If France can be used as a predictor, Apple (NASDAQ:AAPL) may have more trouble selling its devices down the road, as customers are tightening their belts and the pricey iPhones don’t fit well in those lighter budgets.
France Telecom SA (NYSE:FTE) CEO Stephane Richard said in an interview at Bloomberg’s headquarters in New York that the company was facing increased pressure to lower its prices in order to stay afloat in a market that was becoming increasingly frugal.
France Telecom is one of Europe’s biggest wireless carriers, and it was once even a monopoly. But the winds of change blew across the continent and changed the way consumers felt, forcing the carrier’s hand. A cheaper carrier, Iliad SA, entered France’s market and drew in customers, which left France Telecom with no choice to but offer lower prices and even launch its own low-cost brand.
But, the trend for reducing prices and cheaper services might not simply be a matter of competition, and it may extend beyond the carrier market to the device market.
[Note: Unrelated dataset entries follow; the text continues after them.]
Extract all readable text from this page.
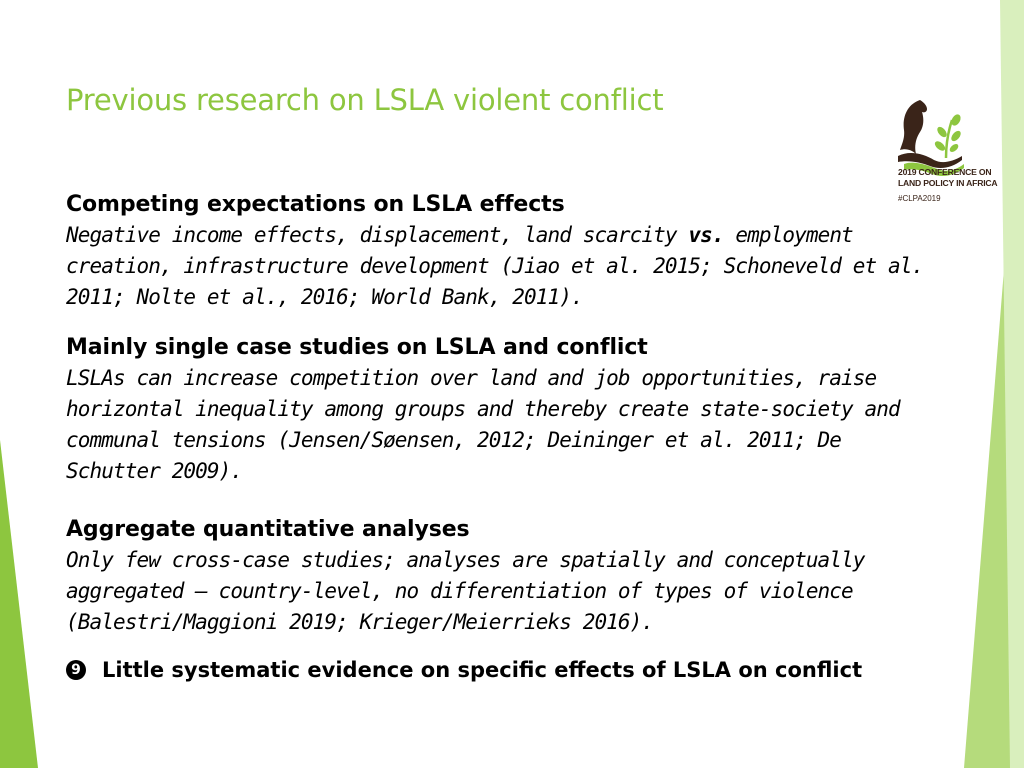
Previous research on LSLA violent conflict
2019 CONFERENCE ON
LAND POLICY IN AFRICA
#CLPA2019
Competing expectations on LSLA effects

Negative income effects, displacement, land scarcity vs. employment creation, infrastructure development (Jiao et al. 2015; Schoneveld et al. 2011; Nolte et al., 2016; World Bank, 2011).

Mainly single case studies on LSLA and conflict

LSLAs can increase competition over land and job opportunities, raise horizontal inequality among groups and thereby create state-society and communal tensions (Jensen/Søensen, 2012; Deininger et al. 2011; De Schutter 2009).

Aggregate quantitative analyses

Only few cross-case studies; analyses are spatially and conceptually aggregated – country-level, no differentiation of types of violence (Balestri/Maggioni 2019; Krieger/Meierrieks 2016).

9 Little systematic evidence on specific effects of LSLA on conflict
Richard said he believes consumers are going to be less likely to fork out for high-end expensive phones.
Richard said the next release of an iPhone could be telling evidence as “selling a phone for $600 is getting more and more difficult.” That figure is around the going price for unsubsidized iPhones, if not even cheaper…
Given, France may stand separate from Apple’s biggest market, the U.S., considering that an unlimited calling and texting plan with 3GB of data costs about $26 a month on France Telecom, while a comparable plan on T-Mobile USA is almost twice as much and still viewed as a bargain.
Richard expects prices at his carrier to increase their decline, as they’ve already dropped 25 percent over the past 3 years. He expects the consumers in France to also seek cheaper devices along with their cheaper services. So, even if U.S. consumers don’t shy away from expensive plans and phones, euro-zone consumers might not be out buying the next iPhone in droves. The U.S. and China may be Apple’s biggest nation-level markets, but a hit in Europe would surely hurt the company.